Голодная щука не хватает наживку с такой быстротой, с какой я ухватился за последнюю фразу…
– У-у-у, – ответил я так, чтобы звук этот походил на «угу».
А дальше все пошло как по маслу. Директриса через секретаршу, в глазах которой сверкали молнии негодования, пригласила мою советчицу и дала команду оформить нас без очереди.
А потом я, сгорая от стыда под взглядами людей, стоящих к первому окошку, ждал у второго свои документы, утешая себя мыслью, что никого из той скорбной очереди не задержал, так как свидетельство о смерти выписывала мне другая женщина.
Сунув в карман шинели госзнаковскую бумажку, я выскочил на улицу и посмотрел на часы: ровно шесть – рабочий день закончился, но была надежда, что в морге кто-нибудь задержался…
– Летим, – заорал я Киму, и мы бегом бросились к машине.
В морг попали в половине седьмого. В кабинет заведующего мы влетели, когда хозяин надевал пальто. Здесь была сфера действий Кима, и я пропустил его вперед.
– Ничем не могу помочь, – сказал заведующий, выслушав Кима и дохнув на нас приятным запахом дорогого коньяка, – рабочий день закончился, и я тут больше не хозяин.

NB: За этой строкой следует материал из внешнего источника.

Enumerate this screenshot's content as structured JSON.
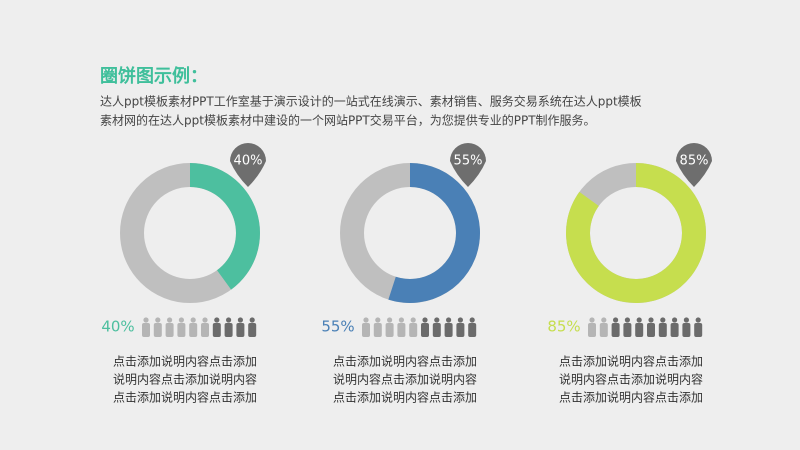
{
  "title": "圈饼图示例：",
  "description": [
    "达人ppt模板素材PPT工作室基于演示设计的一站式在线演示、素材销售、服务交易系统在达人ppt模板",
    "素材网的在达人ppt模板素材中建设的一个网站PPT交易平台，为您提供专业的PPT制作服务。"
  ],
  "chart_data": [
    {
      "type": "donut",
      "values": [
        40
      ],
      "value_labels": [
        "40%"
      ],
      "color": "#4dbf9f",
      "note": [
        "点击添加说明内容点击添加",
        "说明内容点击添加说明内容",
        "点击添加说明内容点击添加"
      ]
    },
    {
      "type": "donut",
      "values": [
        55
      ],
      "value_labels": [
        "55%"
      ],
      "color": "#4a80b6",
      "note": [
        "点击添加说明内容点击添加",
        "说明内容点击添加说明内容",
        "点击添加说明内容点击添加"
      ]
    },
    {
      "type": "donut",
      "values": [
        85
      ],
      "value_labels": [
        "85%"
      ],
      "color": "#c6de4e",
      "note": [
        "点击添加说明内容点击添加",
        "说明内容点击添加说明内容",
        "点击添加说明内容点击添加"
      ]
    }
  ]
}
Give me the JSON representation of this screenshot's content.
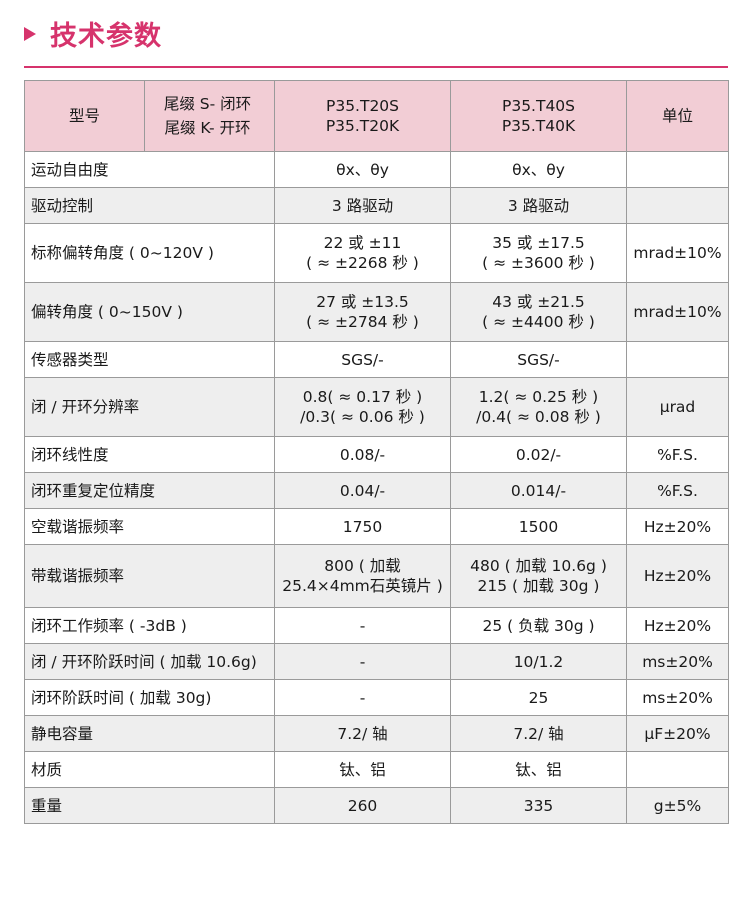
{
  "section": {
    "title": "技术参数"
  },
  "table": {
    "header": {
      "model_label": "型号",
      "tail_s": "尾缀 S- 闭环",
      "tail_k": "尾缀 K- 开环",
      "col1": [
        "P35.T20S",
        "P35.T20K"
      ],
      "col2": [
        "P35.T40S",
        "P35.T40K"
      ],
      "unit_label": "单位"
    },
    "rows": [
      {
        "param": "运动自由度",
        "v1": [
          "θx、θy"
        ],
        "v2": [
          "θx、θy"
        ],
        "unit": ""
      },
      {
        "param": "驱动控制",
        "v1": [
          "3 路驱动"
        ],
        "v2": [
          "3 路驱动"
        ],
        "unit": ""
      },
      {
        "param": "标称偏转角度 ( 0~120V )",
        "v1": [
          "22 或 ±11",
          "( ≈ ±2268 秒 )"
        ],
        "v2": [
          "35 或 ±17.5",
          "( ≈ ±3600 秒 )"
        ],
        "unit": "mrad±10%"
      },
      {
        "param": "偏转角度 ( 0~150V )",
        "v1": [
          "27 或 ±13.5",
          "( ≈ ±2784 秒 )"
        ],
        "v2": [
          "43 或 ±21.5",
          "( ≈ ±4400 秒 )"
        ],
        "unit": "mrad±10%"
      },
      {
        "param": "传感器类型",
        "v1": [
          "SGS/-"
        ],
        "v2": [
          "SGS/-"
        ],
        "unit": ""
      },
      {
        "param": "闭 / 开环分辨率",
        "v1": [
          "0.8( ≈ 0.17 秒 )",
          "/0.3( ≈ 0.06 秒 )"
        ],
        "v2": [
          "1.2( ≈ 0.25 秒 )",
          "/0.4( ≈ 0.08 秒 )"
        ],
        "unit": "μrad"
      },
      {
        "param": "闭环线性度",
        "v1": [
          "0.08/-"
        ],
        "v2": [
          "0.02/-"
        ],
        "unit": "%F.S."
      },
      {
        "param": "闭环重复定位精度",
        "v1": [
          "0.04/-"
        ],
        "v2": [
          "0.014/-"
        ],
        "unit": "%F.S."
      },
      {
        "param": "空载谐振频率",
        "v1": [
          "1750"
        ],
        "v2": [
          "1500"
        ],
        "unit": "Hz±20%"
      },
      {
        "param": "带载谐振频率",
        "v1": [
          "800 ( 加载",
          "25.4×4mm石英镜片 )"
        ],
        "v2": [
          "480 ( 加载 10.6g )",
          "215 ( 加载 30g )"
        ],
        "unit": "Hz±20%"
      },
      {
        "param": "闭环工作频率 ( -3dB )",
        "v1": [
          "-"
        ],
        "v2": [
          "25 ( 负载 30g )"
        ],
        "unit": "Hz±20%"
      },
      {
        "param": "闭 / 开环阶跃时间 ( 加载 10.6g)",
        "v1": [
          "-"
        ],
        "v2": [
          "10/1.2"
        ],
        "unit": "ms±20%"
      },
      {
        "param": "闭环阶跃时间 ( 加载 30g)",
        "v1": [
          "-"
        ],
        "v2": [
          "25"
        ],
        "unit": "ms±20%"
      },
      {
        "param": "静电容量",
        "v1": [
          "7.2/ 轴"
        ],
        "v2": [
          "7.2/ 轴"
        ],
        "unit": "μF±20%"
      },
      {
        "param": "材质",
        "v1": [
          "钛、铝"
        ],
        "v2": [
          "钛、铝"
        ],
        "unit": ""
      },
      {
        "param": "重量",
        "v1": [
          "260"
        ],
        "v2": [
          "335"
        ],
        "unit": "g±5%"
      }
    ]
  },
  "colors": {
    "accent": "#d6336c",
    "header_bg": "#f2cdd5",
    "zebra_bg": "#eeeeee",
    "border": "#9a9a9a"
  }
}
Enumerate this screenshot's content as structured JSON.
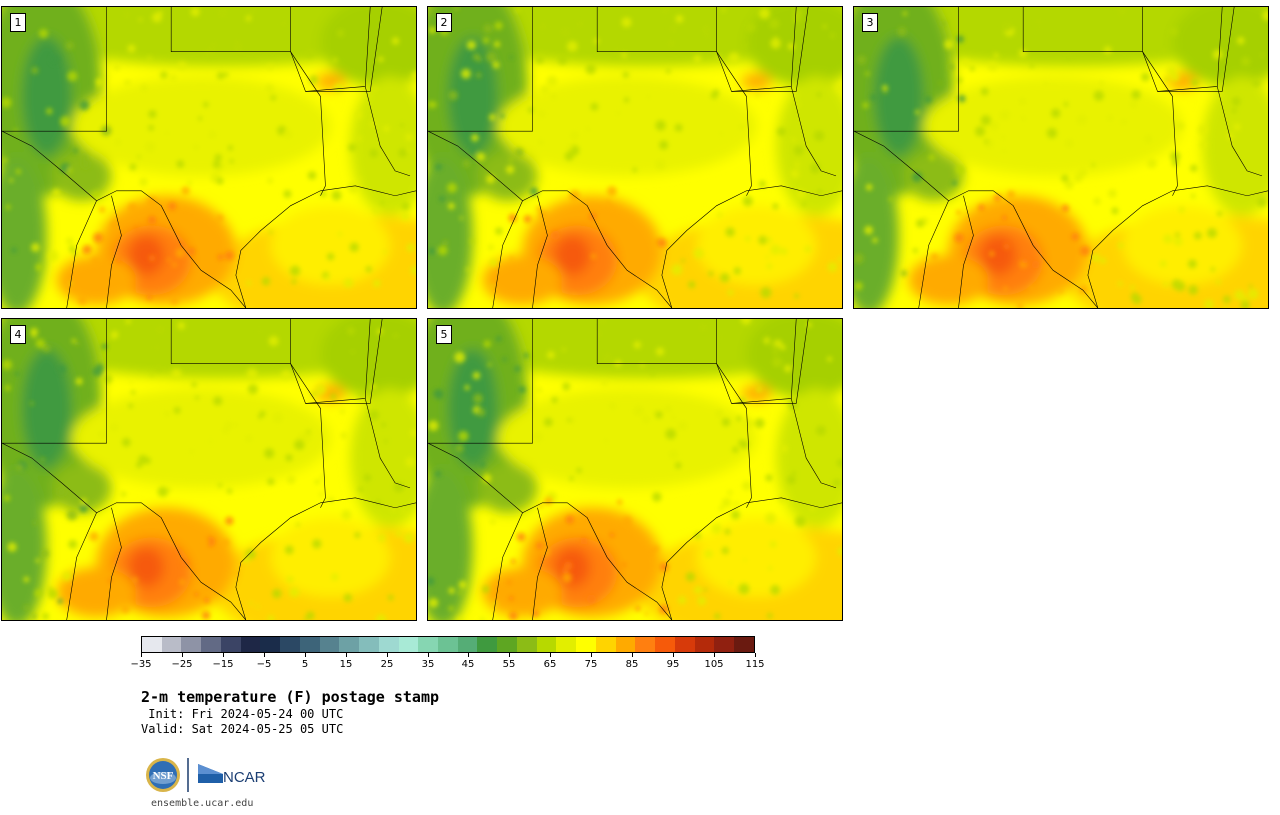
{
  "panels": [
    {
      "label": "1"
    },
    {
      "label": "2"
    },
    {
      "label": "3"
    },
    {
      "label": "4"
    },
    {
      "label": "5"
    }
  ],
  "colorbar": {
    "colors": [
      "#e6e8ee",
      "#b9bcc8",
      "#8e93a6",
      "#626a85",
      "#3b4465",
      "#1e2746",
      "#1a2c4a",
      "#2b4864",
      "#3d6479",
      "#56828f",
      "#6da1a5",
      "#84bdbb",
      "#9ed9d1",
      "#a8ead6",
      "#86d6b2",
      "#6cc294",
      "#55ad76",
      "#3f9a3f",
      "#5ea622",
      "#8cbc16",
      "#b7d900",
      "#e2ee00",
      "#ffff00",
      "#ffd400",
      "#ffaa00",
      "#ff7f10",
      "#f65a0a",
      "#d73a0a",
      "#b42a0a",
      "#902010",
      "#6a1a10"
    ],
    "tick_labels": [
      "−35",
      "−25",
      "−15",
      "−5",
      "5",
      "15",
      "25",
      "35",
      "45",
      "55",
      "65",
      "75",
      "85",
      "95",
      "105",
      "115"
    ]
  },
  "title": "2-m temperature (F) postage stamp",
  "init_line": " Init: Fri 2024-05-24 00 UTC",
  "valid_line": "Valid: Sat 2024-05-25 05 UTC",
  "logos": {
    "nsf": "NSF",
    "ncar": "NCAR"
  },
  "url": "ensemble.ucar.edu"
}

– А кто хозяин? – спросил я после секундного замешательства.
– Ну, – любезно улыбаясь, ответил зав, – если персонал пойдет вам навстречу…

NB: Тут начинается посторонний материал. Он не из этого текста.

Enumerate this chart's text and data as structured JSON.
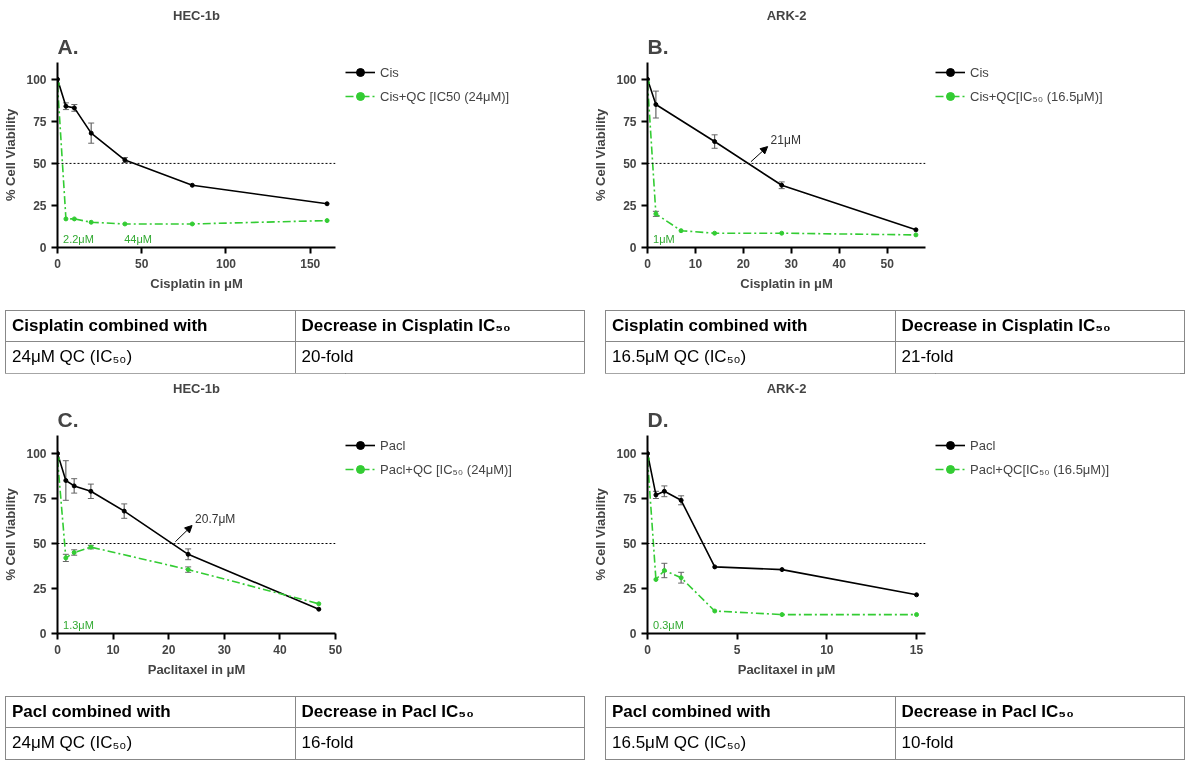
{
  "chart_data": [
    {
      "type": "line",
      "title": "HEC-1b",
      "xlabel": "Cisplatin in μM",
      "ylabel": "% Cell Viability",
      "xlim": [
        0,
        165
      ],
      "xticks": [
        0,
        50,
        100,
        150
      ],
      "ylim": [
        0,
        110
      ],
      "yticks": [
        0,
        25,
        50,
        75,
        100
      ],
      "marker": "circle",
      "legend": "right",
      "series": [
        {
          "name": "Cis",
          "color": "#000000",
          "line_style": "solid",
          "x": [
            0,
            5,
            10,
            20,
            40,
            80,
            160
          ],
          "values": [
            100,
            84,
            83,
            68,
            52,
            37,
            26
          ],
          "errors": [
            null,
            2,
            2,
            6,
            1.5,
            null,
            null
          ]
        },
        {
          "name": "Cis+QC [IC50 (24μM)]",
          "color": "#33cc33",
          "line_style": "dashed",
          "x": [
            0,
            5,
            10,
            20,
            40,
            80,
            160
          ],
          "values": [
            97,
            17,
            17,
            15,
            14,
            14,
            16
          ]
        }
      ],
      "ref_lines": [
        {
          "axis": "y",
          "value": 50,
          "line_style": "dotted"
        }
      ],
      "annotations": [
        "A.",
        "2.2μM",
        "44μM",
        "Cisplatin combined with",
        "Decrease in Cisplatin IC₅₀",
        "24μM QC (IC₅₀)",
        "20-fold"
      ]
    },
    {
      "type": "line",
      "title": "ARK-2",
      "xlabel": "Cisplatin in μM",
      "ylabel": "% Cell Viability",
      "xlim": [
        0,
        58
      ],
      "xticks": [
        0,
        10,
        20,
        30,
        40,
        50
      ],
      "ylim": [
        0,
        110
      ],
      "yticks": [
        0,
        25,
        50,
        75,
        100
      ],
      "marker": "circle",
      "legend": "right",
      "series": [
        {
          "name": "Cis",
          "color": "#000000",
          "line_style": "solid",
          "x": [
            0,
            1.75,
            14,
            28,
            56
          ],
          "values": [
            100,
            85,
            63,
            37,
            10.5
          ],
          "errors": [
            null,
            8,
            4,
            2,
            null
          ]
        },
        {
          "name": "Cis+QC[IC₅₀ (16.5μM)]",
          "color": "#33cc33",
          "line_style": "dashed",
          "x": [
            0,
            1.75,
            7,
            14,
            28,
            56
          ],
          "values": [
            98,
            20,
            10,
            8.5,
            8.5,
            7.5
          ],
          "errors": [
            null,
            1.5,
            null,
            null,
            null,
            null
          ]
        }
      ],
      "ref_lines": [
        {
          "axis": "y",
          "value": 50,
          "line_style": "dotted"
        }
      ],
      "annotations": [
        "B.",
        "1μM",
        {
          "text": "21μM",
          "x": 21,
          "y": 50
        },
        "Cisplatin combined with",
        "Decrease in Cisplatin IC₅₀",
        "16.5μM QC (IC₅₀)",
        "21-fold"
      ]
    },
    {
      "type": "line",
      "title": "HEC-1b",
      "xlabel": "Paclitaxel in μM",
      "ylabel": "% Cell Viability",
      "xlim": [
        0,
        50
      ],
      "xticks": [
        0,
        10,
        20,
        30,
        40,
        50
      ],
      "ylim": [
        0,
        110
      ],
      "yticks": [
        0,
        25,
        50,
        75,
        100
      ],
      "marker": "circle",
      "legend": "right",
      "series": [
        {
          "name": "Pacl",
          "color": "#000000",
          "line_style": "solid",
          "x": [
            0,
            1.5,
            3,
            6,
            12,
            23.5,
            47
          ],
          "values": [
            100,
            85,
            82,
            79,
            68,
            44,
            13.5
          ],
          "errors": [
            null,
            11,
            4,
            4,
            4,
            3,
            null
          ]
        },
        {
          "name": "Pacl+QC [IC₅₀ (24μM)]",
          "color": "#33cc33",
          "line_style": "dashed",
          "x": [
            0,
            1.5,
            3,
            6,
            23.5,
            47
          ],
          "values": [
            97,
            42,
            45,
            48,
            35.5,
            16.5
          ],
          "errors": [
            null,
            2,
            1.5,
            1,
            1.5,
            null
          ]
        }
      ],
      "ref_lines": [
        {
          "axis": "y",
          "value": 50,
          "line_style": "dotted"
        }
      ],
      "annotations": [
        "C.",
        "1.3μM",
        {
          "text": "20.7μM",
          "x": 20.7,
          "y": 50
        },
        "Pacl combined with",
        "Decrease in Pacl IC₅₀",
        "24μM QC (IC₅₀)",
        "16-fold"
      ]
    },
    {
      "type": "line",
      "title": "ARK-2",
      "xlabel": "Paclitaxel in μM",
      "ylabel": "% Cell Viability",
      "xlim": [
        0,
        15.5
      ],
      "xticks": [
        0,
        5,
        10,
        15
      ],
      "ylim": [
        0,
        110
      ],
      "yticks": [
        0,
        25,
        50,
        75,
        100
      ],
      "marker": "circle",
      "legend": "right",
      "series": [
        {
          "name": "Pacl",
          "color": "#000000",
          "line_style": "solid",
          "x": [
            0,
            0.47,
            0.94,
            1.875,
            3.75,
            7.5,
            15
          ],
          "values": [
            100,
            77,
            79,
            74,
            37,
            35.5,
            21.5
          ],
          "errors": [
            null,
            2,
            3,
            2.5,
            null,
            null,
            null
          ]
        },
        {
          "name": "Pacl+QC[IC₅₀ (16.5μM)]",
          "color": "#33cc33",
          "line_style": "dashed",
          "x": [
            0,
            0.47,
            0.94,
            1.875,
            3.75,
            7.5,
            15
          ],
          "values": [
            97,
            30,
            35,
            31,
            12.5,
            10.5,
            10.5
          ],
          "errors": [
            null,
            null,
            4,
            3,
            null,
            null,
            null
          ]
        }
      ],
      "ref_lines": [
        {
          "axis": "y",
          "value": 50,
          "line_style": "dotted"
        }
      ],
      "annotations": [
        "D.",
        "0.3μM",
        "Pacl combined with",
        "Decrease in Pacl IC₅₀",
        "16.5μM QC (IC₅₀)",
        "10-fold"
      ]
    }
  ]
}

Мы вышли из кабинета и столкнулись с «персоналом», который шел нам навстречу. Небритый мужчина и краснолицая женщина в грязном клеенчатом фартуке не дали нам рта раскрыть.
– Все сделаем сами, – сказала женщина.
– Но за выдачу в нерабочее время – десятка, – вмешался мужчина.
– А за помывку двойная такса, – добавила женщина.
– А сколько одинарная? – спросил я.
– Червонец, – проинформировал мужчина.
Я дал им деньги, и мы пошли в секционную.
Три года назад я сдавал здесь экзамен по судебной медицине. Однако сдавал не в морге, а в соседнем учебном корпусе, и от посещения института в памяти остались вой собак в подвальном виварии, да коридорные разговоры будущих эскулапов о том, как прекрасно они провели вчерашний вечер и что впечатления от него были бы еще прекрасней, если бы не мучила абстиненция.
Пробел в изучении судебной медицины я в тот же год восполнил посещениями морга в Черноводске. Трупов я не боялся: знал – плохо мне не будет и в обморок я не упаду. Но то, что я увидел, ошарашило меня. В огромной секционной не было свободного места: на столах, кушетках, на полу лежали, полулежали и даже сидели сине-лиловые куклы скоропостижников, удавленников, замерзших, зарезанных, сбитых машинами, умерших в больницах. Липкий, тошнотворный запах разлагающейся человеческой плоти ударил в нос, полез за шиворот, в уши, в складки одежды.
– Накопилось за праздники, – деловито пояснил Ким, – обычно здесь свободнее. – Ким заканчивал здешний мед и знал, сколько трупов бывает здесь обычно.